Um dia de chumbo e sangue narrado por Camilo Castelo Branco
A tropa e os ministros
As 6 horas e 42 minutos ainda mal se entrevia a faixa escura com umas cintilações de espadas nuas, que se avizinhava do cadafalso. Era um esquadrão de dragões. O patear cadente dos cavalos fazia um ruído cavo na terra empapada pela chuva. Atrás do esquadrão seguiam os ministros criminais, a cavalo, uns com as togas, outros de capa e volta, e o corregedor da corte com grande majestade pavorosa. Depois, uma caixa negra que se movia vagarosamente entre dois padres. Era a cadeirinha da marquesa de Távora, Dona Leonor. Alas de tropas ladeavam o préstilo, e à volta do tablado postaram-se os juizes do crime, aconchegando a capa das faces varejadas pelas cordas da chuva. Do lado da barra reboava o mugido das vagas, que rolavam e vinham chofrar espumas no parapeito do cais. Havia uma escada que subia para o patíbulo.
A chegada de Dona Leonor ao cadafalso A marquesa apeou da cadeirinha, dispensando o amparo dos padres. Ajoelhou no primeiro degrau da escada, e confessou-se por um espaço de 50 minutos. Entretanto martelava-se no cadafalso. Aperfeiçoavam-se as aspas, cravavam-se os pregos necessários à segurança dos postes, aparafusavam-se as roscas das rodas. Recebida a absolvição, a padecente subiu entre dois padres, a escada, na sua natural atitude altiva, direita como os olhos fitos no espetáculo dos tormentos.

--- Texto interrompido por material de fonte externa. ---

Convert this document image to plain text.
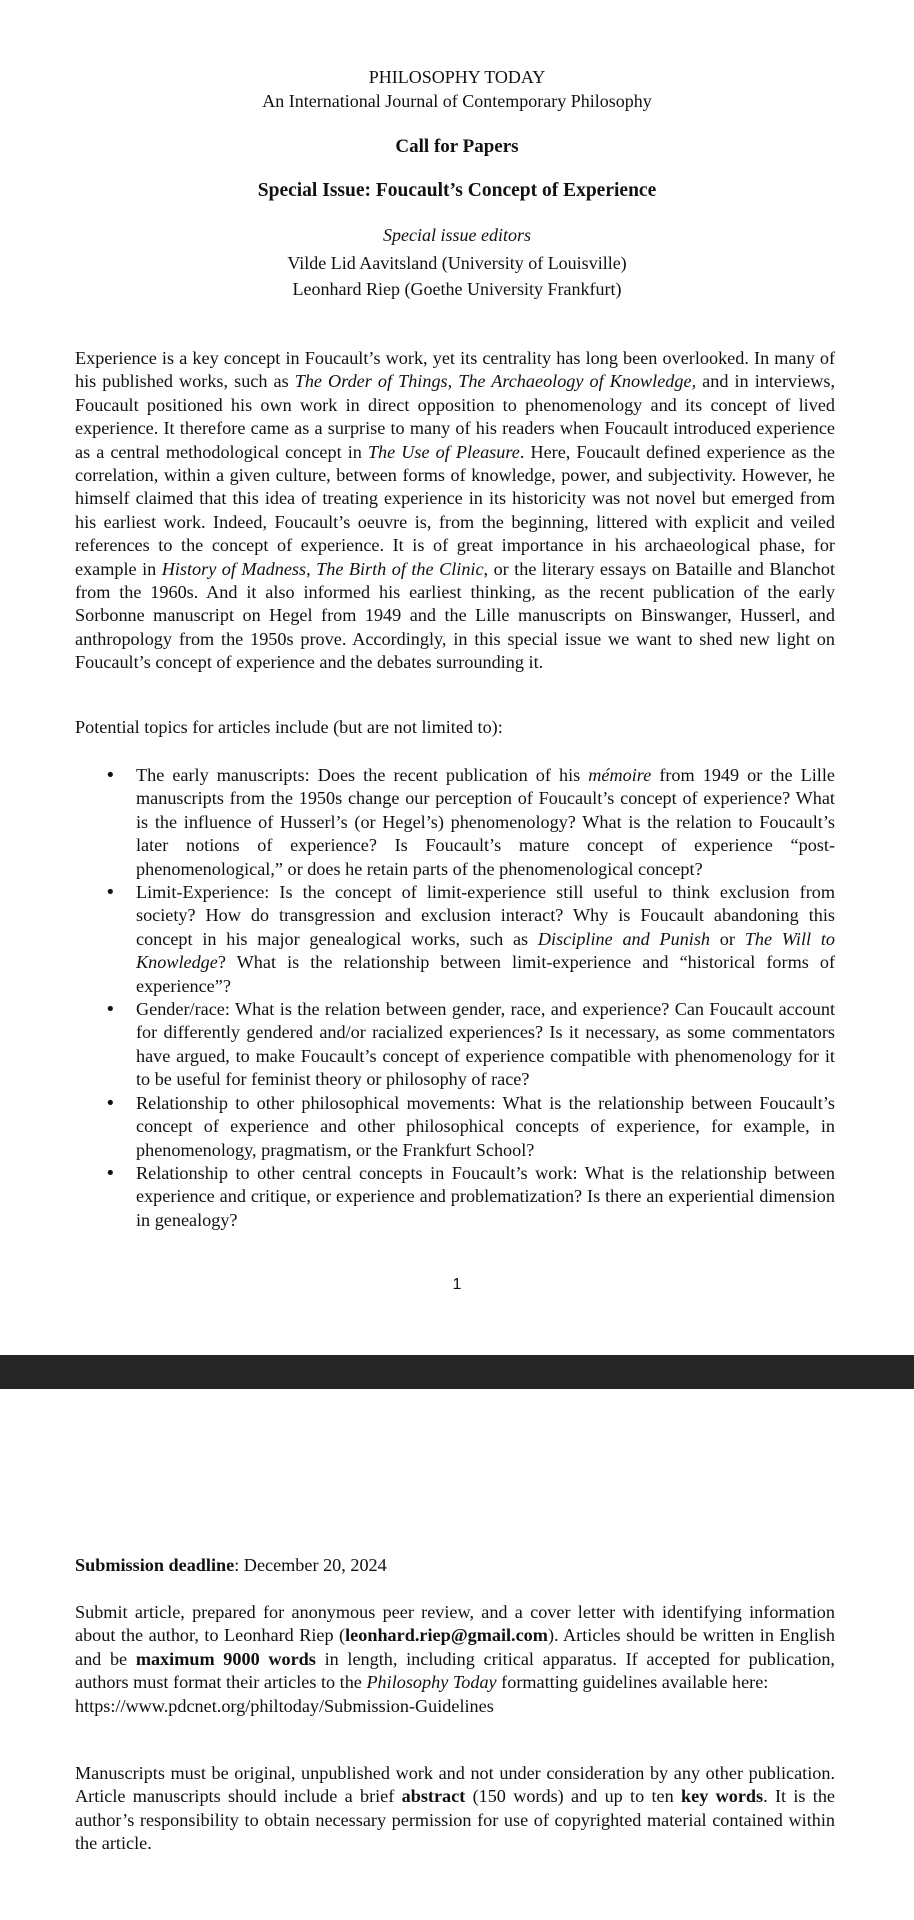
PHILOSOPHY TODAY
An International Journal of Contemporary Philosophy
Call for Papers
Special Issue: Foucault’s Concept of Experience
Special issue editors
Vilde Lid Aavitsland (University of Louisville)
Leonhard Riep (Goethe University Frankfurt)

Experience is a key concept in Foucault’s work, yet its centrality has long been overlooked. In many of his published works, such as The Order of Things, The Archaeology of Knowledge, and in interviews, Foucault positioned his own work in direct opposition to phenomenology and its concept of lived experience. It therefore came as a surprise to many of his readers when Foucault introduced experience as a central methodological concept in The Use of Pleasure. Here, Foucault defined experience as the correlation, within a given culture, between forms of knowledge, power, and subjectivity. However, he himself claimed that this idea of treating experience in its historicity was not novel but emerged from his earliest work. Indeed, Foucault’s oeuvre is, from the beginning, littered with explicit and veiled references to the concept of experience. It is of great importance in his archaeological phase, for example in History of Madness, The Birth of the Clinic, or the literary essays on Bataille and Blanchot from the 1960s. And it also informed his earliest thinking, as the recent publication of the early Sorbonne manuscript on Hegel from 1949 and the Lille manuscripts on Binswanger, Husserl, and anthropology from the 1950s prove. Accordingly, in this special issue we want to shed new light on Foucault’s concept of experience and the debates surrounding it.

Potential topics for articles include (but are not limited to):

• The early manuscripts: Does the recent publication of his mémoire from 1949 or the Lille manuscripts from the 1950s change our perception of Foucault’s concept of experience? What is the influence of Husserl’s (or Hegel’s) phenomenology? What is the relation to Foucault’s later notions of experience? Is Foucault’s mature concept of experience “post-phenomenological,” or does he retain parts of the phenomenological concept?
• Limit-Experience: Is the concept of limit-experience still useful to think exclusion from society? How do transgression and exclusion interact? Why is Foucault abandoning this concept in his major genealogical works, such as Discipline and Punish or The Will to Knowledge? What is the relationship between limit-experience and “historical forms of experience”?
• Gender/race: What is the relation between gender, race, and experience? Can Foucault account for differently gendered and/or racialized experiences? Is it necessary, as some commentators have argued, to make Foucault’s concept of experience compatible with phenomenology for it to be useful for feminist theory or philosophy of race?
• Relationship to other philosophical movements: What is the relationship between Foucault’s concept of experience and other philosophical concepts of experience, for example, in phenomenology, pragmatism, or the Frankfurt School?
• Relationship to other central concepts in Foucault’s work: What is the relationship between experience and critique, or experience and problematization? Is there an experiential dimension in genealogy?
1

Submission deadline: December 20, 2024

Submit article, prepared for anonymous peer review, and a cover letter with identifying information about the author, to Leonhard Riep (leonhard.riep@gmail.com). Articles should be written in English and be maximum 9000 words in length, including critical apparatus. If accepted for publication, authors must format their articles to the Philosophy Today formatting guidelines available here:
https://www.pdcnet.org/philtoday/Submission-Guidelines

Manuscripts must be original, unpublished work and not under consideration by any other publication. Article manuscripts should include a brief abstract (150 words) and up to ten key words. It is the author’s responsibility to obtain necessary permission for use of copyrighted material contained within the article.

Trajava cetim escuro, fitas nas madeixas grisalhas, diamantes nas orelhas e num laço dos cabelos, envolta em capa de alvadia roçagante. Assim tinha sido presa, um mês antes. Nunca lhe tinham consentido que mudasse camisa nem lenço do pescoço. Receberam-na três algozes no topo da escada, e mandaram-na fazer um giro no cadafalso para ser bem vista e reconhecida.
A exposição dos tormentos Depois, mostraram-lhe um por um os instrumentos das execuções, explicaram-lhe por miúdo como haviam de morrer seu marido, seus filhos, e o genro. Mostraram-lhe o maço de ferro que devia matar-lhe o esposo à pancadas na arca do peito, as tesouras ou aspas que se lhe haviam de quebrar os ossos das pernas e dos braços de todos os condenados e mostraram-lhe como era que as rodas operavam no garrote, cuja corda lhe mostravam, e o modo como ela repuxava e estrangulava ao desandar do arrocho. A marquesa então sucumbiu, chorou muito ansiada, e pediu que a matassem depressa.
A decapitação
O algoz tirou-lhe a capa, e mandou-a sentar num banco de pinho, no centro do cadafalso, sobre a capa que dobrou devagar, horrendamente devagar. Ela sentou-se. Tinha as mãos amarradas, e não podia ajustar o vestido que caíra mal. Ergueu-se, e com um movimento do pé consertou a orla da saia. O algoz vendou-a; e ao pôr-lhe a mão no lenço que lhe cobria o pescoço – não me descomponhas – disse ela, e inclinou a cabeça que lhe foi decepada pela nuca, de um só golpe.
O verdadeiro verdugo Este processo de carniçaria, naquela manhã de nevoeiro, debaixo de um céu de chumbo, impassível como a lâmina que degolou Leonor de Távora, há-de sempre lembrar com horror e piedade. Porém, que nome execrado, que verdugo responsável escreveremos na página da História? Sebastião José ( o marquês do Pombal), esse não tinha nada que ver com os adultérios de seu real amo e senhor. Mas agora, que temos ai à porta o centenário do marquês do Pombal, vem de molde a recordar alguns episódios daquele tempo.”